Anne Killigrew is an often-overlooked poet and painter who died young and has become immortalized in John Dryden’s Ode to her. Although she only produced one short book composed of 33 poems, three of which are of disputed authorship, she remains a prominent female writer of seventeenth-century literature

Anne Killigrew excelled in multiple media. It is said that she has painted a total of 15 paintings; only four are known to exist today. They are all based on biblical and mythological imagery. It is unknown whether she based the poems on the paintings, or whether she had painted the paintings to complement her poetry. Both share an emphasis on nature and suggest female rebellion in a male-dominated society.

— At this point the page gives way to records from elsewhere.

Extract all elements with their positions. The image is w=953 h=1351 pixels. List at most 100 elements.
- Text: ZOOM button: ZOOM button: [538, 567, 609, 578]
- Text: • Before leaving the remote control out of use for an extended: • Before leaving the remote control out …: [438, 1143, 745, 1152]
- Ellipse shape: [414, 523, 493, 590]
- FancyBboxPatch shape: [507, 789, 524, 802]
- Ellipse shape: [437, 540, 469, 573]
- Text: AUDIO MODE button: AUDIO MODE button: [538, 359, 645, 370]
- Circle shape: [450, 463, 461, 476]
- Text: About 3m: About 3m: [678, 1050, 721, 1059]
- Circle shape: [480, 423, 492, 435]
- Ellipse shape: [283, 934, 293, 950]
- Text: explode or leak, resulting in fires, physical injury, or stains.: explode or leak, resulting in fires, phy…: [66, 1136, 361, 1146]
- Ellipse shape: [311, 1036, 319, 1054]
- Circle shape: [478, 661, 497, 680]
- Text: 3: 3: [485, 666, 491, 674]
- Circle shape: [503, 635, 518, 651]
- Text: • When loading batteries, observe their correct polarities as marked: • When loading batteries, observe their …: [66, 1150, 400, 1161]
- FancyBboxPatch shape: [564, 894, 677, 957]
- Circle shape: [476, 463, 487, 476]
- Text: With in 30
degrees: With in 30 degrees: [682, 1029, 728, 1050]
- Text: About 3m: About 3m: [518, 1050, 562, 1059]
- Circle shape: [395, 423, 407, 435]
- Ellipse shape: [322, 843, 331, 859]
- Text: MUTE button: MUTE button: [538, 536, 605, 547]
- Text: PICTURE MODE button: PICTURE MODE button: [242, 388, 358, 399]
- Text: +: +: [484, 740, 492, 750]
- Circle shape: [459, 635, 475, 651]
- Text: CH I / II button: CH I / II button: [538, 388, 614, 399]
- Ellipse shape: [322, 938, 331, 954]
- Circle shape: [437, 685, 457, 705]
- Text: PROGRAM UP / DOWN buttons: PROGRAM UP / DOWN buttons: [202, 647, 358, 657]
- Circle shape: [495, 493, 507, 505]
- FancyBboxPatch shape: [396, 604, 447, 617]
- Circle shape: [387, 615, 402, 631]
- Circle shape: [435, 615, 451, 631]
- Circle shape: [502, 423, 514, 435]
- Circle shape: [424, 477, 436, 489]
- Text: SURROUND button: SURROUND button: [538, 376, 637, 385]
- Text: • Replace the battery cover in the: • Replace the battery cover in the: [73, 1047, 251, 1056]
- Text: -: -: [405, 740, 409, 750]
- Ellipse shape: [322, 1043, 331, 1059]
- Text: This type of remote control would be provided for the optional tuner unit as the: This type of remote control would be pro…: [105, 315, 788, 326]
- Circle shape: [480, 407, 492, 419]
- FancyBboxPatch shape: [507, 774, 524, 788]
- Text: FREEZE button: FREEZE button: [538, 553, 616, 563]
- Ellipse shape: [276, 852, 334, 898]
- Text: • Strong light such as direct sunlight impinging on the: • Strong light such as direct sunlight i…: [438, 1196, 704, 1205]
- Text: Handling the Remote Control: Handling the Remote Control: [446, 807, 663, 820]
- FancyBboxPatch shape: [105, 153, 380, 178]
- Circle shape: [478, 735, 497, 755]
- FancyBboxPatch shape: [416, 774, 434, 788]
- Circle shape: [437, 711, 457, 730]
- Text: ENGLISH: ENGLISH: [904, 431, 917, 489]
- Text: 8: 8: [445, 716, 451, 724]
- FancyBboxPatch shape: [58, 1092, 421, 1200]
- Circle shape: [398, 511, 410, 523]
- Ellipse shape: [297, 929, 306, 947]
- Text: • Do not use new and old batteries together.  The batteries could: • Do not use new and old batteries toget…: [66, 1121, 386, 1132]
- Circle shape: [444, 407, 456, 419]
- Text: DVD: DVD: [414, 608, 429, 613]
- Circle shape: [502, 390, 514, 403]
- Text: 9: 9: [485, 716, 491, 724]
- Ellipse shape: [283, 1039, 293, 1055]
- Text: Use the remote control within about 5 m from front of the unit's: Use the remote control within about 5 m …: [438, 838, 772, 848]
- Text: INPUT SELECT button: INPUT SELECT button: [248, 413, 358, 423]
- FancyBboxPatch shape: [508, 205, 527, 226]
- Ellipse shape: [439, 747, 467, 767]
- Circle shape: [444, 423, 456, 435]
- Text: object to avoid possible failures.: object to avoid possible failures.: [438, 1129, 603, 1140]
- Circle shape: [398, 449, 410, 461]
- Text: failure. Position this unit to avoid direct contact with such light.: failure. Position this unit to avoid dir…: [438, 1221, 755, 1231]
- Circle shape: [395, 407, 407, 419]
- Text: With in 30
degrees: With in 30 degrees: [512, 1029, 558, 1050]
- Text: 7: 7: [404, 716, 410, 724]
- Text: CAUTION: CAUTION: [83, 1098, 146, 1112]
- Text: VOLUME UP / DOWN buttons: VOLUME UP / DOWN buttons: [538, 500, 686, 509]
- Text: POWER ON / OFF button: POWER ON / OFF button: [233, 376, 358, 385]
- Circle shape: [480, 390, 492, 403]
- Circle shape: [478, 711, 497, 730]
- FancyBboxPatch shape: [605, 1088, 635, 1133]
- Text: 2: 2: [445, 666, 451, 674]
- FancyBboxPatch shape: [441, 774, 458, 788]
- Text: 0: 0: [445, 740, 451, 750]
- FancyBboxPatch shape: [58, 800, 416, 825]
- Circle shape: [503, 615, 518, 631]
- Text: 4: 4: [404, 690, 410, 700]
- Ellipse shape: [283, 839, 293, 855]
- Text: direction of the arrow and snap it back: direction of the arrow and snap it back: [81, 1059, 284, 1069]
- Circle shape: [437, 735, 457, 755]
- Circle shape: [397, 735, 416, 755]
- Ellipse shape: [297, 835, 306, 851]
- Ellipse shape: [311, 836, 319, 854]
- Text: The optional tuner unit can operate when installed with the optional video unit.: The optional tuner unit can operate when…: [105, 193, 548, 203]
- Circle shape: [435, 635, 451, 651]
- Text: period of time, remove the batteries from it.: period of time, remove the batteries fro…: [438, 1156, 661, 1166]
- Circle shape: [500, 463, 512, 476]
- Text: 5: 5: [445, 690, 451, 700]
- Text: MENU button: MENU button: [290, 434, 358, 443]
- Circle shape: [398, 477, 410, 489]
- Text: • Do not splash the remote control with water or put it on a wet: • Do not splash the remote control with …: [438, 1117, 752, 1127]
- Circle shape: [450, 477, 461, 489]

All of her poetry has beautiful and potent imagery, but she has often been criticized for having used well worn and conventional topics such as death, love, and the human condition. Alexander Pope, a prominent critic as well as the leading poet of the time, labelled her work “crude” and “unsophisticated.” So, the question has frequently been raised: is Killigrew so deserving of such an immortalizing Ode by Dryden Had he even read her poetry to properly determine her skills Some say Dryden defended all poets as teachers of moral truths, and therefore Killigrew, despite her lack of experience, deserved his praise. However, evidence shows that she might not have been ready to see some of her work published, such as the unfinished poem “Alexandreis,” about Alexander the Great. At the end of the poem, she expresses the feeling that the task was too great for her to take on and she would try to finish it at another time. Then, there is the question of the last three poems that were found among her papers. They seem to be in her handwriting, which is why Killigrew’s father added them to her book. The poems are about the despair the author has for another woman, and could possibly be autobiographical if they are in fact by Killigrew. Some of her other poems are about failed friendships, possibly with Katherine Philips or Anne Finch, so this assumption may have some validity.